The Outcome of a Successful Strategy

30 April 2020

Vjeux in “Make the game easy”:

[About building software] When I see people doing very visible and consequential actions, I find myself thinking that they are doing a “hero shot” and it must mean that they got “out of position” for the past few shots and now the only option that they have left is unsatisfying but there’s no other choice.

On the other hand, I see people appearing to somehow always be in easy projects where everything just works out fine and they deliver a lot of impact.

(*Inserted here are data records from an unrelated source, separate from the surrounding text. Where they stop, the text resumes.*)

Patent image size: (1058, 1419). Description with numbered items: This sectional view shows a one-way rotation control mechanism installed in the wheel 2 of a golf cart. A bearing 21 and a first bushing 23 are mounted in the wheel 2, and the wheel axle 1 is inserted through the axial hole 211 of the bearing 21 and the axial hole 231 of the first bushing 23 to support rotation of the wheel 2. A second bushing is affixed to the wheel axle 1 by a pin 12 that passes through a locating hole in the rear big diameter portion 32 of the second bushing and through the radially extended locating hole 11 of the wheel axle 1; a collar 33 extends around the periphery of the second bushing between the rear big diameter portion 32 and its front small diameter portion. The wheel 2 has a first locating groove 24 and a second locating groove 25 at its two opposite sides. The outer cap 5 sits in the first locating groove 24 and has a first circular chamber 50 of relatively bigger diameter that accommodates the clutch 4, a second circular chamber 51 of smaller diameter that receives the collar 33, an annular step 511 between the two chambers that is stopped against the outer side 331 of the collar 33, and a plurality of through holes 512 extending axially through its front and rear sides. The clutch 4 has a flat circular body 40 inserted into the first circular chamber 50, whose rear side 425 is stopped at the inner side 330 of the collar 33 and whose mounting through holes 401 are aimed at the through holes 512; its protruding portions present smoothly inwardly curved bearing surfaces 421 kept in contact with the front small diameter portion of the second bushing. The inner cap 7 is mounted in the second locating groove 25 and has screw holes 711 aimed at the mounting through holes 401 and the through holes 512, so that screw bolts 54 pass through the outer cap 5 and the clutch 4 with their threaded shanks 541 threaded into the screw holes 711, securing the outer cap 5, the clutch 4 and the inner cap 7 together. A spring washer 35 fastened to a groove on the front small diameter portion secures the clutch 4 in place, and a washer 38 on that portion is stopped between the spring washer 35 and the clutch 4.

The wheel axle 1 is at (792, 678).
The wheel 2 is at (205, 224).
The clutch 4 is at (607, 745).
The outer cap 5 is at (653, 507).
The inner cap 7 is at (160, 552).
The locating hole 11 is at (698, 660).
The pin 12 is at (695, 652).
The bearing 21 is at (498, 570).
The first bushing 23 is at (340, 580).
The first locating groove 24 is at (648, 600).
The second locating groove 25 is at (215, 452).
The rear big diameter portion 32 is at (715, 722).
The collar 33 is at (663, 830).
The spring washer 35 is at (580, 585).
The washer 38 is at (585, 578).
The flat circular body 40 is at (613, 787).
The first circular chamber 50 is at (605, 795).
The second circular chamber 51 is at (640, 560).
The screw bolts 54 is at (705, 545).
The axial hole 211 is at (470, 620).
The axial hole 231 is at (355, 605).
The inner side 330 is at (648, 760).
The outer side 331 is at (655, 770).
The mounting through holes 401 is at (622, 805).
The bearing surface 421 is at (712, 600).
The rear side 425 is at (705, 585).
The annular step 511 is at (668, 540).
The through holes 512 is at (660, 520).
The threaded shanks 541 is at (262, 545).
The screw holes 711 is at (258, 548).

I used to think that they were lucky, now I think that they are pro players and are able to plan multiple shots in advance and able to execute on their strategy.

It's like the "sysadmin paradox".1

A great sysadmin is someone who seems to do almost nothing: the stack is functioning as expected, there's no outage (or really short ones), the software is updated, developers are autonomous, and all the processes and deployements are automated and painless2. This sysadmin is never too busy, answers quickly and acts fast. There's nothing extraordinary happening: it just… works. Almost too easy?

A bad sysadmin will always be on the rush. Though… they do look busy.3


  1. Actually, this applies to many jobs, but I find it egregiously visible on support ones.

  2. Tools, tools, and tools!

  3. Don't get me wrong — they are some times and/or jobs where you have no other choice than working a lot. It's the attitude that matters.